Louisa May Alcott, the beloved author of the classic novel "Little Women," has a new short story out. Yes, more than a century after her death, she has a newly published work. It's called "Aunt Nellie's Diary." The manuscript was recently discovered at Harvard's Houghton Library, and it's in the latest issue of The Strand Magazine. Alcott began writing the story in 1849, when she was just 17 - almost 20 years before she brought the March sisters to life. But she never finished it.

ANDREW GULLI: I have to say, the handwriting is kind of like doctors' handwriting (laughter) because it's very difficult to decipher. But the words, when you transcribe them, are just a little masterpiece.

PFEIFFER: That's Andrew Gulli. He's the managing editor of The Strand Magazine, and he's the one who found Alcott's manuscript.

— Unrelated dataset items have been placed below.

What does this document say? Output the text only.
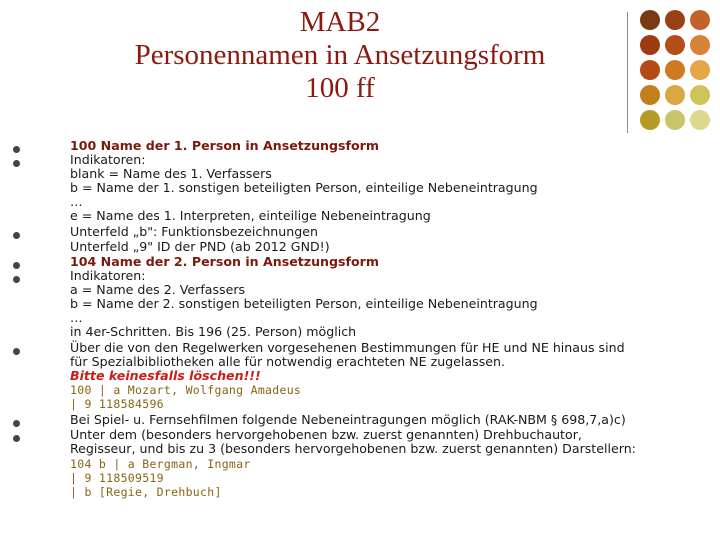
MAB2
Personennamen in Ansetzungsform
100 ff
100 Name der 1. Person in Ansetzungsform
Indikatoren:
blank = Name des 1. Verfassers
b = Name der 1. sonstigen beteiligten Person, einteilige Nebeneintragung
…
e = Name des 1. Interpreten, einteilige Nebeneintragung
Unterfeld „b": Funktionsbezeichnungen
Unterfeld „9" ID der PND (ab 2012 GND!)
104 Name der 2. Person in Ansetzungsform
Indikatoren:
a = Name des 2. Verfassers
b = Name der 2. sonstigen beteiligten Person, einteilige Nebeneintragung
…
in 4er-Schritten. Bis 196 (25. Person) möglich
Über die von den Regelwerken vorgesehenen Bestimmungen für HE und NE hinaus sind
für Spezialbibliotheken alle für notwendig erachteten NE zugelassen.
Bitte keinesfalls löschen!!!
100 | a Mozart, Wolfgang Amadeus
| 9 118584596
Bei Spiel- u. Fernsehfilmen folgende Nebeneintragungen möglich (RAK-NBM § 698,7,a)c)
Unter dem (besonders hervorgehobenen bzw. zuerst genannten) Drehbuchautor,
Regisseur, und bis zu 3 (besonders hervorgehobenen bzw. zuerst genannten) Darstellern:
104 b | a Bergman, Ingmar
| 9 118509519
| b [Regie, Drehbuch]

GULLI: What I liked about the story was that Alcott was able to put herself in the shoes of somebody who is much older than her because the character of Aunt Nellie is someone who's very insightful. She's independent. She has a strong will. So she's just this way ahead of her time, the main character was.

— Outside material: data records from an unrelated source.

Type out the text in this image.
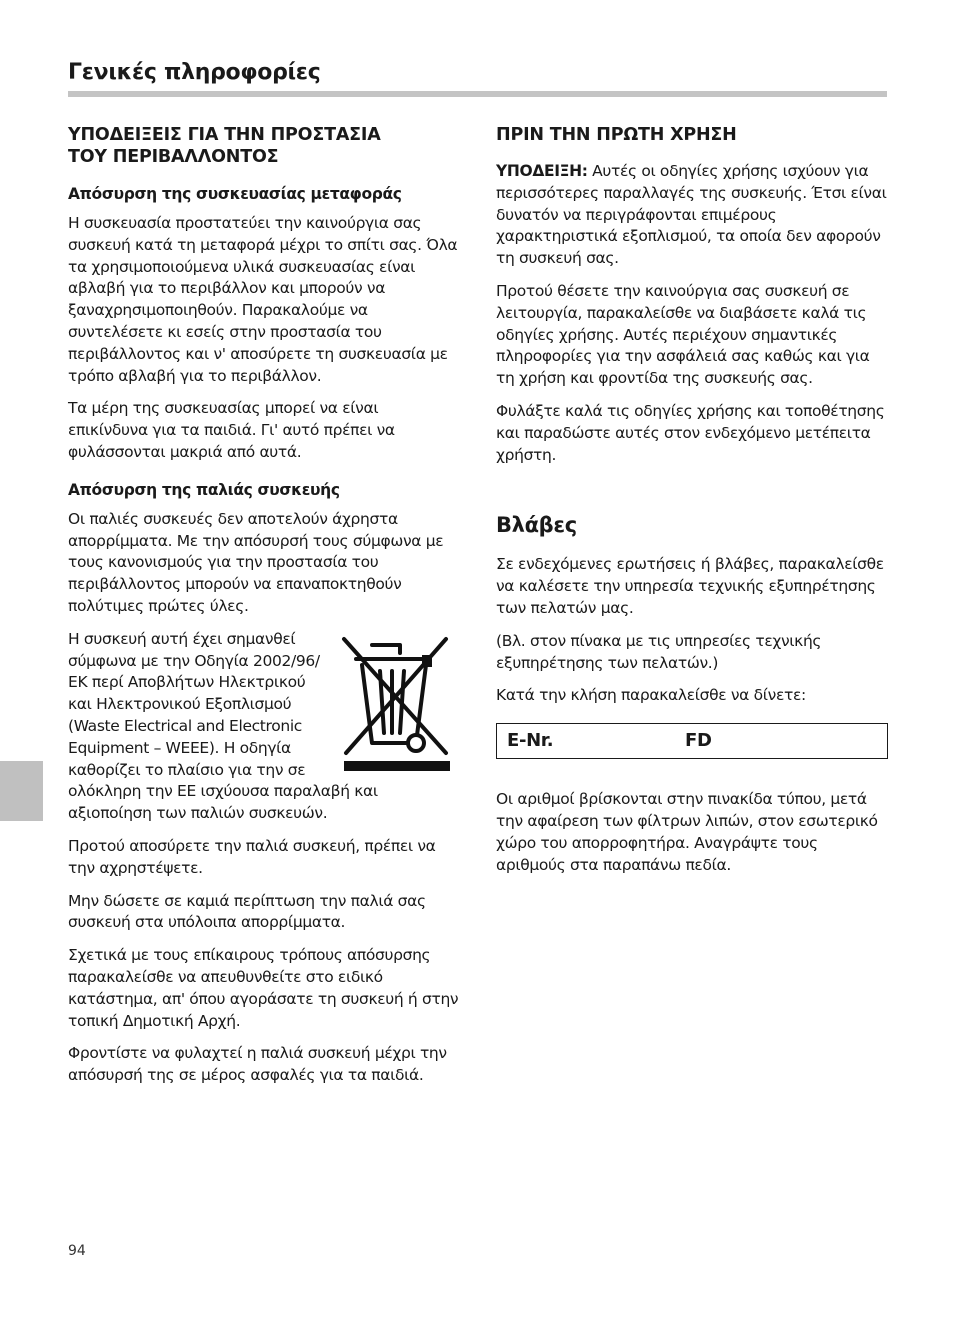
Γενικές πληροφορίες
ΥΠΟΔΕΙΞΕΙΣ ΓΙΑ ΤΗΝ ΠΡΟΣΤΑΣΙΑ
ΤΟΥ ΠΕΡΙΒΑΛΛΟΝΤΟΣ
Απόσυρση της συσκευασίας μεταφοράς

Η συσκευασία προστατεύει την καινούργια σας συσκευή κατά τη μεταφορά μέχρι το σπίτι σας. Όλα τα χρησιμοποιούμενα υλικά συσκευασίας είναι αβλαβή για το περιβάλλον και μπορούν να ξαναχρησιμοποιηθούν. Παρακαλούμε να συντελέσετε κι εσείς στην προστασία του περιβάλλοντος και ν' αποσύρετε τη συσκευασία με τρόπο αβλαβή για το περιβάλλον.

Τα μέρη της συσκευασίας μπορεί να είναι επικίνδυνα για τα παιδιά. Γι' αυτό πρέπει να φυλάσσονται μακριά από αυτά.

Απόσυρση της παλιάς συσκευής

Οι παλιές συσκευές δεν αποτελούν άχρηστα απορρίμματα. Με την απόσυρσή τους σύμφωνα με τους κανονισμούς για την προστασία του περιβάλλοντος μπορούν να επαναποκτηθούν πολύτιμες πρώτες ύλες.

Η συσκευή αυτή έχει σημανθεί σύμφωνα με την Οδηγία 2002/96/ΕΚ περί Αποβλήτων Ηλεκτρικού και Ηλεκτρονικού Εξοπλισμού (Waste Electrical and Electronic Equipment – WEEE). Η οδηγία καθορίζει το πλαίσιο για την σε ολόκληρη την ΕΕ ισχύουσα παραλαβή και αξιοποίηση των παλιών συσκευών.

Προτού αποσύρετε την παλιά συσκευή, πρέπει να την αχρηστέψετε.

Μην δώσετε σε καμιά περίπτωση την παλιά σας συσκευή στα υπόλοιπα απορρίμματα.

Σχετικά με τους επίκαιρους τρόπους απόσυρσης παρακαλείσθε να απευθυνθείτε στο ειδικό κατάστημα, απ' όπου αγοράσατε τη συσκευή ή στην τοπική Δημοτική Αρχή.

Φροντίστε να φυλαχτεί η παλιά συσκευή μέχρι την απόσυρσή της σε μέρος ασφαλές για τα παιδιά.

ΠΡΙΝ ΤΗΝ ΠΡΩΤΗ ΧΡΗΣΗ

ΥΠΟΔΕΙΞΗ: Αυτές οι οδηγίες χρήσης ισχύουν για περισσότερες παραλλαγές της συσκευής. Έτσι είναι δυνατόν να περιγράφονται επιμέρους χαρακτηριστικά εξοπλισμού, τα οποία δεν αφορούν τη συσκευή σας.

Προτού θέσετε την καινούργια σας συσκευή σε λειτουργία, παρακαλείσθε να διαβάσετε καλά τις οδηγίες χρήσης. Αυτές περιέχουν σημαντικές πληροφορίες για την ασφάλειά σας καθώς και για τη χρήση και φροντίδα της συσκευής σας.

Φυλάξτε καλά τις οδηγίες χρήσης και τοποθέτησης και παραδώστε αυτές στον ενδεχόμενο μετέπειτα χρήστη.

Βλάβες

Σε ενδεχόμενες ερωτήσεις ή βλάβες, παρακαλείσθε να καλέσετε την υπηρεσία τεχνικής εξυπηρέτησης των πελατών μας.

(Βλ. στον πίνακα με τις υπηρεσίες τεχνικής εξυπηρέτησης των πελατών.)

Κατά την κλήση παρακαλείσθε να δίνετε:

E-Nr.	FD

Οι αριθμοί βρίσκονται στην πινακίδα τύπου, μετά την αφαίρεση των φίλτρων λιπών, στον εσωτερικό χώρο του απορροφητήρα. Αναγράψτε τους αριθμούς στα παραπάνω πεδία.

94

PFEIFFER: Alcott's story is a love triangle of sorts. It's told from the perspective of a 40-year-old woman named Nellie who's caring for her teenage niece, Annie. When Annie's friend Isabel comes to stay, the two girls start competing for the attention of the same young man.

GULLI: You see that the parts were there to make this writer, who's one of our most beloved authors. You look at the character of Aunt Nellie, and you see echoes of Jo March in it. You just - you can imagine that this would be Jo if she perhaps remained single and didn't get married. And you can also see that this was a writer who had a sharp psychological insight.


UNIDENTIFIED ACTOR: (Reading) How often are we deceived by a bright exterior, little dreaming of the darkness within. Isabel is not what I thought her. I fear under a fine, gay manner of a light, laughing face, she conceals a cold, unfeeling heart bent only on the accomplishment of her wishes. There's something not quite true about her, and the absence of that frank simplicity which makes Annie so dear to us all - but time will show.


GULLI: If somebody enjoys works like "Little Women," if somebody likes a little bit of romance, I think that they will like this, and they'll feel that it puts a lot of the pieces together into what a great author Louisa May Alcott was. Unfortunately, it's not finished. But we've launched a contest to try to find somebody who can complete the job.


PFEIFFER: That was Andrew Gulli, managing editor of The Strand Magazine. And if you think you have the writing skill to finish Louisa May Alcott's story, you can find details on how to enter the competition by going to The Strand Magazine's website, strandmag.com.